Look at it this way: hundreds of billions of dollars for tax cuts for the rich, $25 million for the planet. That's less than one-quarter of the money Bush raised for his presidential campaign. Does that mean Bush believes placing himself in the White House was a more important endeavor than addressing a global environmental threat? As the SIerra Club's Dan Becker quipped, "When your house is on fire, you don't go to the library to take out a book on how hot fire gets. You put out the fire."

The Europeans, no surprise, didn't buy Bush's weak brew and insisted they would stick with the Kyoto process. For his (almost comical) part, Bush kept reiterating that he took global warming seriously -- and then declined to propose serious measures to counter the problem. How long does he think he can pull off this act -- note the danger, do nothing? Until Coppertone stock splits and New Orleans exists only as an Atlantis-like theme park?

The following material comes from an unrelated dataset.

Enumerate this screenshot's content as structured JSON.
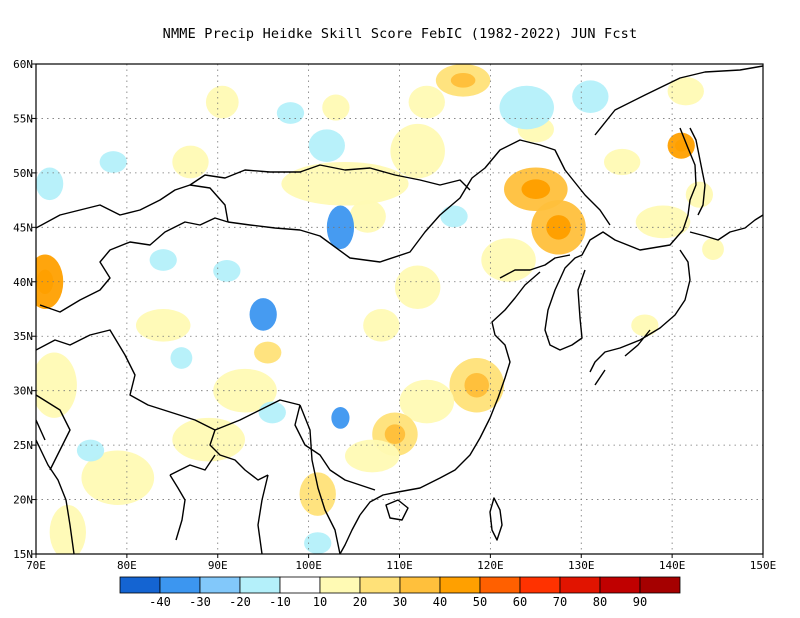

Bush may not be troubled by the disconnect between his claim of concern and his lack of action. But it probably does get to some of the less facile thinkers of his administration. During an interview on CNN, EPA chief Christine Todd Whitman looked quite uncomfortable when asked if she and Secretary of State Colin Powell had pushed Bush to acknowledge the need for mandatory emission controls. "Well, I think it's a stage thing," she replied. "And there are those of us at the table who believe in -- because we hear it so much from others -- that you need to have some -- there -- there, and that comes when you have some standards and some targets, and eventually perhaps something mandatory."

Big news! A stuttering EPA chief contradicts her President and says mandatory reductions are necessary. Is she going to attempt to persuade Bush? "I will continue to pursue the things that I think are in the best interests of the country and the president."

Sorry, Ms. Whitman, those "things" do appear mutually exclusive. Consider her predicament. She accepts the globe faces a severe problem. She accepts the common-sense notion that the best possible way to deal with the problem is to restrict actions that contribute to the problem. Yet she works for a guy who says, no way, Prime Minister Jose Anzar. (That's Aznar, Mr. President). How much inside-the-tent battling can Whitman wage and lose before she has an obligation to resign and speak out? It's a policy soap opera: will she serve the interests of one man or those of the country and planet?

The bear's there. The scientists see it. The Europeans see it. Whitman and Powell see it. Bush doesn't. Shouldn't that be end of story? Does a you-know-what defecate in the woods?